Le clivage gauche/droite est-il toujours très structurant du point de vue des attitudes et préférences politiques ? Pour répondre à cette question positivement il faudrait montrer que la plupart des principales dimensions d’attitudes se projettent sur l’axe gauche/droite, les sympathisants ou électeurs des partis de gauche d’un côté ceux des partis de droite de l’autre, ceux de la République en marche se situant d’un des deux côtés de cet axe. Nous avons retenu cinq étiquettes politiques : France insoumise, Parti socialiste, la République en marche, les Républicains et Front national, les deux premiers représentant la gauche, les deux derniers la droite (Tableau 1).

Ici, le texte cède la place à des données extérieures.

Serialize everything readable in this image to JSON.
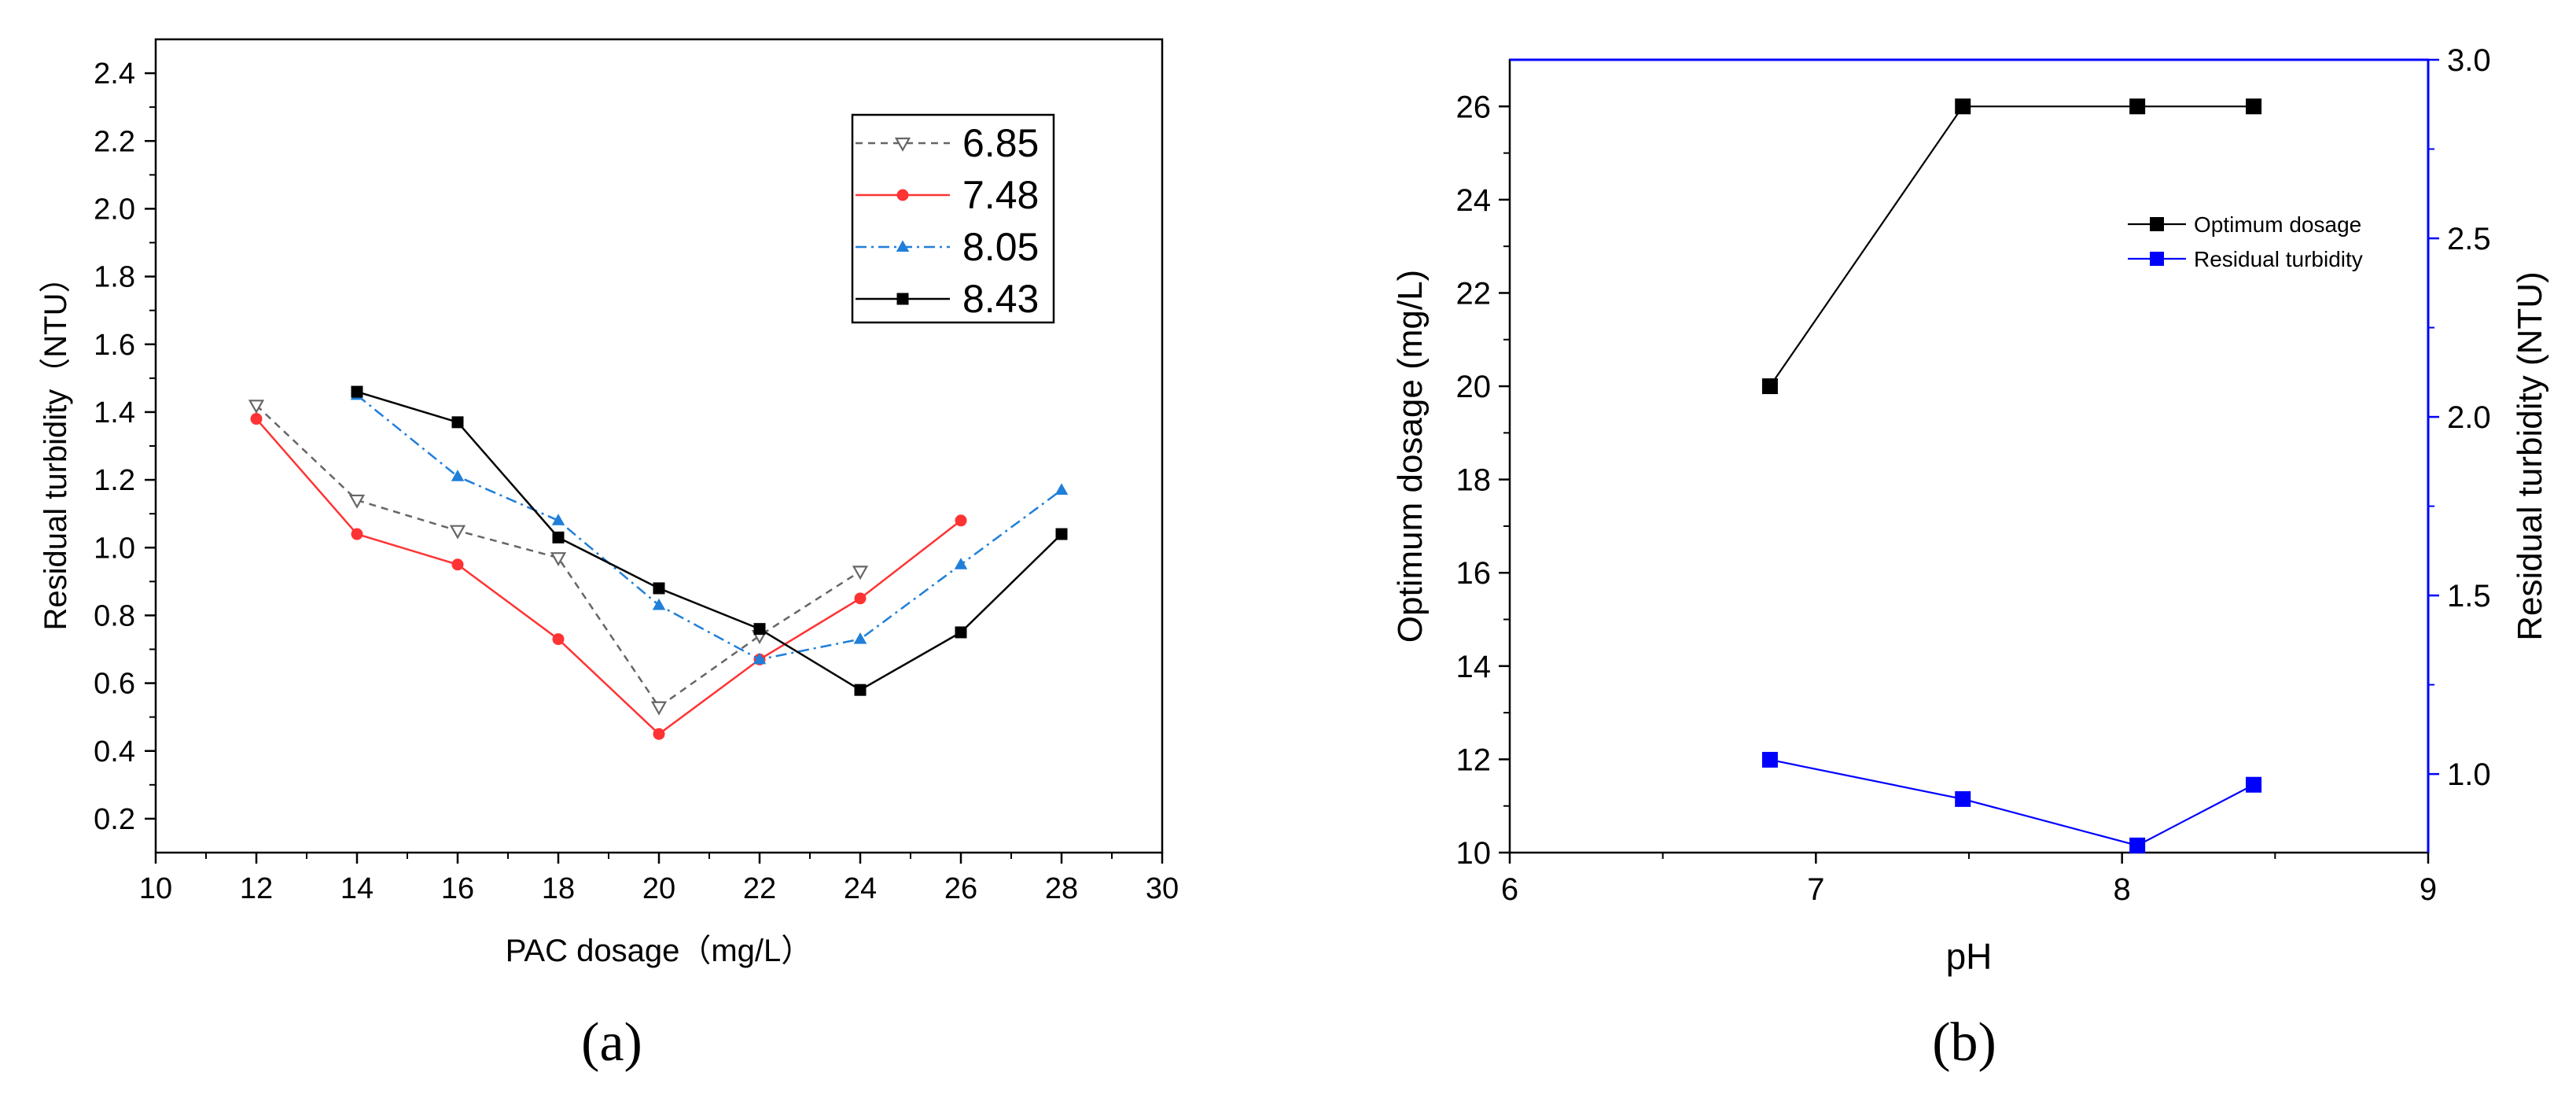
{
  "chart_data": [
    {
      "panel_label": "(a)",
      "type": "line",
      "title": "",
      "xlabel": "PAC dosage（mg/L）",
      "ylabel": "Residual turbidity（NTU）",
      "xlim": [
        10,
        30
      ],
      "ylim": [
        0.1,
        2.5
      ],
      "xticks": [
        10,
        12,
        14,
        16,
        18,
        20,
        22,
        24,
        26,
        28,
        30
      ],
      "yticks": [
        0.2,
        0.4,
        0.6,
        0.8,
        1.0,
        1.2,
        1.4,
        1.6,
        1.8,
        2.0,
        2.2,
        2.4
      ],
      "legend_position": "top-right",
      "series": [
        {
          "name": "6.85",
          "color": "#666666",
          "marker": "triangle-down-open",
          "line": "dash",
          "x": [
            12,
            14,
            16,
            18,
            20,
            22,
            24
          ],
          "values": [
            1.42,
            1.14,
            1.05,
            0.97,
            0.53,
            0.74,
            0.93
          ]
        },
        {
          "name": "7.48",
          "color": "#ff3333",
          "marker": "circle",
          "line": "solid",
          "x": [
            12,
            14,
            16,
            18,
            20,
            22,
            24,
            26
          ],
          "values": [
            1.38,
            1.04,
            0.95,
            0.73,
            0.45,
            0.67,
            0.85,
            1.08
          ]
        },
        {
          "name": "8.05",
          "color": "#1f7fd9",
          "marker": "triangle-up",
          "line": "dashdot",
          "x": [
            14,
            16,
            18,
            20,
            22,
            24,
            26,
            28
          ],
          "values": [
            1.45,
            1.21,
            1.08,
            0.83,
            0.67,
            0.73,
            0.95,
            1.17
          ]
        },
        {
          "name": "8.43",
          "color": "#000000",
          "marker": "square",
          "line": "solid",
          "x": [
            14,
            16,
            18,
            20,
            22,
            24,
            26,
            28
          ],
          "values": [
            1.46,
            1.37,
            1.03,
            0.88,
            0.76,
            0.58,
            0.75,
            1.04
          ]
        }
      ]
    },
    {
      "panel_label": "(b)",
      "type": "line",
      "title": "",
      "xlabel": "pH",
      "ylabel": "Optimum dosage (mg/L)",
      "ylabel_right": "Residual turbidity (NTU)",
      "xlim": [
        6,
        9
      ],
      "ylim": [
        10,
        27
      ],
      "ylim_right": [
        0.78,
        3.0
      ],
      "xticks": [
        6,
        7,
        8,
        9
      ],
      "yticks": [
        10,
        12,
        14,
        16,
        18,
        20,
        22,
        24,
        26
      ],
      "yticks_right": [
        "1.0",
        "1.5",
        "2.0",
        "2.5",
        "3.0"
      ],
      "right_axis_color": "#0000ff",
      "legend_position": "top-right",
      "series": [
        {
          "name": "Optimum dosage",
          "axis": "left",
          "color": "#000000",
          "marker": "square",
          "x": [
            6.85,
            7.48,
            8.05,
            8.43
          ],
          "values": [
            20,
            26,
            26,
            26
          ]
        },
        {
          "name": "Residual turbidity",
          "axis": "right",
          "color": "#0000ff",
          "marker": "square",
          "x": [
            6.85,
            7.48,
            8.05,
            8.43
          ],
          "values": [
            1.04,
            0.93,
            0.8,
            0.97
          ]
        }
      ]
    }
  ]
}
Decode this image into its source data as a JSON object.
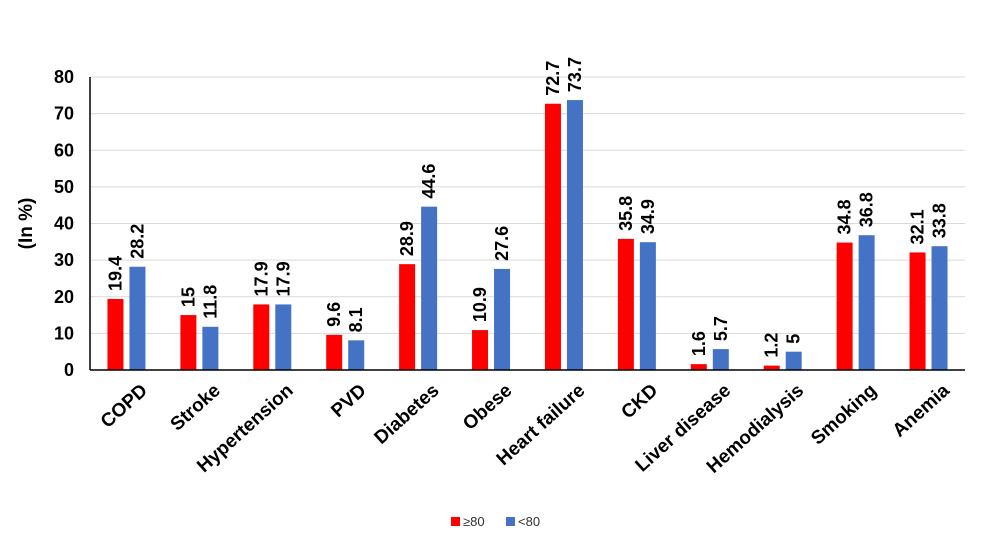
{
  "chart_data": {
    "type": "bar",
    "title": "",
    "xlabel": "",
    "ylabel": "(In %)",
    "ylim": [
      0,
      80
    ],
    "yticks": [
      0,
      10,
      20,
      30,
      40,
      50,
      60,
      70,
      80
    ],
    "grid": true,
    "legend_position": "bottom",
    "categories": [
      "COPD",
      "Stroke",
      "Hypertension",
      "PVD",
      "Diabetes",
      "Obese",
      "Heart failure",
      "CKD",
      "Liver disease",
      "Hemodialysis",
      "Smoking",
      "Anemia"
    ],
    "series": [
      {
        "name": "≥80",
        "color": "#ff0000",
        "values": [
          19.4,
          15,
          17.9,
          9.6,
          28.9,
          10.9,
          72.7,
          35.8,
          1.6,
          1.2,
          34.8,
          32.1
        ]
      },
      {
        "name": "<80",
        "color": "#4472c4",
        "values": [
          28.2,
          11.8,
          17.9,
          8.1,
          44.6,
          27.6,
          73.7,
          34.9,
          5.7,
          5,
          36.8,
          33.8
        ]
      }
    ]
  }
}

La seule dimension d’opinion testée qui est clairement structurée par le clivage gauche/droite est le thème de l’immigration. Sur cette dimension les électeurs de LREM se situent de manière très proche de ceux de FI et du Parti socialiste, et ils sont très éloignés de ceux de LR et du FN. C’est particulièrement net s’agissant des attitudes à l’égard de l’affirmation : « il y a trop d’immigrés en France ». Le même clivage apparaît à propos des attitudes à l’égard de la peine de mort. Cependant, la formation de l’électorat LREM restreint nettement la portée politique du clivage gauche/droite dans la mesure où sur une autre dimension qui traditionnellement opposait la gauche et la droite sur le plan idéologique, celle du libéralisme économique, cet électorat se situe cette fois sur la même position que l’électorat de LR, et plus près de celui du FN que de ceux du PS et, surtout, de FI.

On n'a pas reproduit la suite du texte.